Когда к Айлин вернулось зрение, она с жестоким разочарованием обнаружила, что артефакт исчез. А был ли он вообще? Да, колдун замыслил ее погубить, и трое рыцарей, а может, и четверо, погибли напрасно! На нее нахлынуло чувство безмерной опустошенности. Она никогда больше не увидит своих детей, ее дочь умрет вдали от нее, охваченная лихорадкой и отравленная ядом предательства. Хуже того, ей не получить обратно трона и не покарать мятежников.

Вдруг солнце заслонила какая-то тень. Королева обернулась к небесам, и то, что она увидела, превосходило ее понимание.

* * *

Восходящие потоки, что несли Клариона, с силой играли его крыльями, будто бумажными. Когда он, задыхаясь, выходил на пик своего безумного полета, оглушительный удар бросал его обратно к земле. И тогда скалистые хребты, казалось, готовились разодрать его на части, и ему приходилось выправлять свой полет ценой напряженнейших усилий, которые изматывали его еще сильнее. Мимо него языками пламени мелькали молнии, испуская запах озона и треща, словно настал день конца света. Их грохот вскоре заглушил отголоски торжеств по поводу возвращения Аскели.
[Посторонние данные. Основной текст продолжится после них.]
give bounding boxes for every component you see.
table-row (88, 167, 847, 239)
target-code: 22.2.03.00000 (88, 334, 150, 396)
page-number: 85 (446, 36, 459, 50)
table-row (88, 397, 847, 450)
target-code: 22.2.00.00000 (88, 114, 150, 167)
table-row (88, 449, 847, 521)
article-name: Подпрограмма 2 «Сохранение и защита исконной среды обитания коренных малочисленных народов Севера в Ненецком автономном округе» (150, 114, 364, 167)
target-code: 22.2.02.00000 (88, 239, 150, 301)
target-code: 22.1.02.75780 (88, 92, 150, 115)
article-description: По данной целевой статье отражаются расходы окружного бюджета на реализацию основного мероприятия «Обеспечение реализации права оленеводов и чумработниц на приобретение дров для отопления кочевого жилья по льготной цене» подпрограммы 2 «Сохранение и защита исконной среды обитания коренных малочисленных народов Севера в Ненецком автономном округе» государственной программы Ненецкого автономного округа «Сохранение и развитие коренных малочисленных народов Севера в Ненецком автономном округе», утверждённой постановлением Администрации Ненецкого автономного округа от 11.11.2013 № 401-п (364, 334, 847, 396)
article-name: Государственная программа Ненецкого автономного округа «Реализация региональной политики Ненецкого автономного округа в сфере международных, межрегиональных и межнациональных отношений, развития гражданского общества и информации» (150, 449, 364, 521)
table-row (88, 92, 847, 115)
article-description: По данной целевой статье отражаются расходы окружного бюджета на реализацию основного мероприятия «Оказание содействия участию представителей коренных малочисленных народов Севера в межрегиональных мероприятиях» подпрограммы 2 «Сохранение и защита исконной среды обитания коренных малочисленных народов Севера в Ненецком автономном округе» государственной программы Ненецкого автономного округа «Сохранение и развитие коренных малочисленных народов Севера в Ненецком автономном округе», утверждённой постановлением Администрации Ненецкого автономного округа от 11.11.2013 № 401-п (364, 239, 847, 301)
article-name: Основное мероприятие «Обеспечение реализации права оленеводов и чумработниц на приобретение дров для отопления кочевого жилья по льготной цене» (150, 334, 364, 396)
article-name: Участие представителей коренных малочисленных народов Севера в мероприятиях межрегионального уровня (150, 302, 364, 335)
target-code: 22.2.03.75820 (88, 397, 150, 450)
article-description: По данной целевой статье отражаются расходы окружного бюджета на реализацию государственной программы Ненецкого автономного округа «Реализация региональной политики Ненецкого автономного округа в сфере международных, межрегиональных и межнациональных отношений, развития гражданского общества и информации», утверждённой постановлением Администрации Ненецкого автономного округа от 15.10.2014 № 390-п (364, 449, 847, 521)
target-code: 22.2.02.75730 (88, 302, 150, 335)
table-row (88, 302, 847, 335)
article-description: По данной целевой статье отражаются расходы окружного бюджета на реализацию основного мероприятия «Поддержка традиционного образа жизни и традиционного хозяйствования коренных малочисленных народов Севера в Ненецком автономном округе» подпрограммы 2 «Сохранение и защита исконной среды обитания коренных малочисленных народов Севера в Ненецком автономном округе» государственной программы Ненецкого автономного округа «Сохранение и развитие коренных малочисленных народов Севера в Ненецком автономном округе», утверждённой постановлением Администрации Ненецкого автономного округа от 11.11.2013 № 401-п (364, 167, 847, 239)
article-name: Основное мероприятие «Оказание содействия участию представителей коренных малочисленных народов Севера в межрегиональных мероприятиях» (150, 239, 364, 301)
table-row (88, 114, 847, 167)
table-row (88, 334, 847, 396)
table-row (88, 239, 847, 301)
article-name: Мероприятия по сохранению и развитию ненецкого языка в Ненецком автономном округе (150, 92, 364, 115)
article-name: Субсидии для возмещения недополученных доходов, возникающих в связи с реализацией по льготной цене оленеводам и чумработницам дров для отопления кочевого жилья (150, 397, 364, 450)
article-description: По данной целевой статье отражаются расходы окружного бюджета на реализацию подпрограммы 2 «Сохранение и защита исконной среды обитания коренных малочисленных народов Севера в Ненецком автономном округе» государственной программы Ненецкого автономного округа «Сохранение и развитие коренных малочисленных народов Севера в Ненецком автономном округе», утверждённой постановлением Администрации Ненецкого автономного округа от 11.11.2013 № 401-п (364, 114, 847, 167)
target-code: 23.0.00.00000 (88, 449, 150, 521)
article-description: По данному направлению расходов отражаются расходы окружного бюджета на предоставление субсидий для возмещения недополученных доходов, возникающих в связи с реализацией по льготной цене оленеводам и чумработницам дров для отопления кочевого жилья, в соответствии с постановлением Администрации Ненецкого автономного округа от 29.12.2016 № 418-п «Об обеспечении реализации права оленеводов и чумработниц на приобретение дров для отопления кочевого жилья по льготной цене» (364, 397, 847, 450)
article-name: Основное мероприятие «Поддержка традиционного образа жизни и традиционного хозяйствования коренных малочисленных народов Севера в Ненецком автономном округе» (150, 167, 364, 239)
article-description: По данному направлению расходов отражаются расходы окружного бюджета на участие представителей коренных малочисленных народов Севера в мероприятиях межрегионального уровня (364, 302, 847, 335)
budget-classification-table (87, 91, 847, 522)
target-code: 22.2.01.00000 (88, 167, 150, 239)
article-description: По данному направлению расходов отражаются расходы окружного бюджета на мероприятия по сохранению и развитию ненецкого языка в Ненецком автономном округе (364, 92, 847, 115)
Наконец он заметил спасение в виде гигантской вспышки света, поднявшейся с земли. На сей раз то была не молния, а золотой шар, и он возвещал о зоне затишья внутри бури. Испуганный и ошеломленный, он приблизился к разрыву в шторме. В его глубине открылась котловина, центр которой украшало странное сооружение. На удивление, здесь кто-то находился. Он хотел повернуть назад, но было уже поздно: человек заметил его. Понимая, что идет навстречу судьбе, Кларион решил столкнуться с ним лицом к лицу. Он лишь мимоходом понадеялся, спускаясь к женщине, что мужество Аскели течет и в его собственных жилах.

* * *

Огромные крылья. Огромное тело. Шея заканчивается рогатой, подвижной головой. И эти бляшки иссиня-черной чешуи. Айлин упала бы без чувств, если бы не прошла через цепочку непрерывных испытаний, если бы ее не бросало из одного кошмара в другой. Она родилась с сердцем воина: пусть оно не было несокрушимо, но перестало бы биться лишь после яростной защиты. Она вытащила из ножен глефу; перед лицом мощи чудовища, сидящего на сооружении с расправленными крыльями, меч казался смехотворным. Она отступила назад:

— Убирайся. Оставь меня, — приказала она с той же властностью, с какой дала бы команду собаке: вряд ли он поймет ее слова, но тон, по крайней мере, был ясен. Дракон склонил голову набок.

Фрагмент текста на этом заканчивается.